17 mar 2004 - 15h38

Opinião: “Fora de sintonia”

Sem ser professor de Deus, nem Harry Potter, mas antes mesmo da reunião do Conselho Deliberativo, na noite da última segunda-feira eu já sabia dos preços. Na verdade, a idéia inicial era setorizá-lo, com ingressos a R$ 25 nos fundos e R$ 40 na reta, mas ainda não foi possível implementar.

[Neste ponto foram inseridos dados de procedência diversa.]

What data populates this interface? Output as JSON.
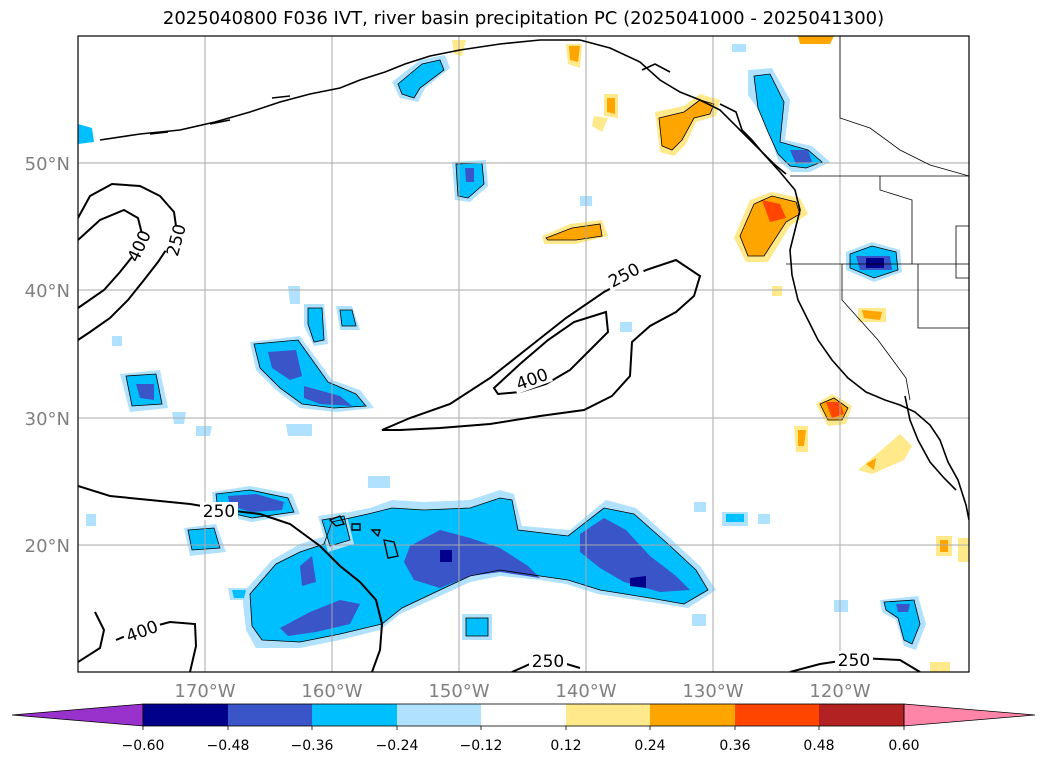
{
  "title": "2025040800 F036 IVT, river basin precipitation PC (2025041000 - 2025041300)",
  "map": {
    "lon_labels": [
      "170°W",
      "160°W",
      "150°W",
      "140°W",
      "130°W",
      "120°W"
    ],
    "lat_labels": [
      "50°N",
      "40°N",
      "30°N",
      "20°N"
    ],
    "contour_labels": [
      "400",
      "250",
      "250",
      "400",
      "250",
      "400",
      "250",
      "250"
    ]
  },
  "colorbar": {
    "ticks": [
      "−0.60",
      "−0.48",
      "−0.36",
      "−0.24",
      "−0.12",
      "0.12",
      "0.24",
      "0.36",
      "0.48",
      "0.60"
    ],
    "colors": [
      "#9932cc",
      "#00008b",
      "#3a55c8",
      "#00bfff",
      "#b0e2ff",
      "#ffffff",
      "#ffe98a",
      "#ffa500",
      "#ff4500",
      "#b22222",
      "#ff85a8"
    ]
  },
  "chart_data": {
    "type": "heatmap",
    "title": "2025040800 F036 IVT, river basin precipitation PC (2025041000 - 2025041300)",
    "x_ticks": [
      "170°W",
      "160°W",
      "150°W",
      "140°W",
      "130°W",
      "120°W"
    ],
    "y_ticks": [
      "50°N",
      "40°N",
      "30°N",
      "20°N"
    ],
    "xlim": [
      -180,
      -110
    ],
    "ylim": [
      10,
      60
    ],
    "contour_levels": [
      250,
      400
    ],
    "colorbar_levels": [
      -0.6,
      -0.48,
      -0.36,
      -0.24,
      -0.12,
      0.12,
      0.24,
      0.36,
      0.48,
      0.6
    ],
    "colorbar_extend": "both"
  }
}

Uma coisa me intriga. Toda a estratégia do Atlético é feita sobre dados estatísticos, pesquisas de opinião, enfim, com enfoque no consumidor. Sim, pois os dirigentes atleticanos não tratam seus aficionados como torcedores e sim como consumidores! Que estratégia é essa que quer ter estádio vazio?

A foto que estampa a manchete principal de hoje, dia 17 de março, no site vai fazer parte de um passado, não muito remoto. Estádio cheio, torcida incentivando, enfim, um verdadeiro “Caldeirão do Diabo”. E agora, qual será a patética média de público do outrora mais popular time do Estado?

Que estratégia de marketing é essa que vai impedir de levar o filho do vizinho coxa branca para ver um jogo na Baixada e traze-lo para nosso lado? Como vou convencer minha sobrinha, que tem pai paranista, de que a melhor opção é ser rubro-negra, se não posso leva-la ao jogo?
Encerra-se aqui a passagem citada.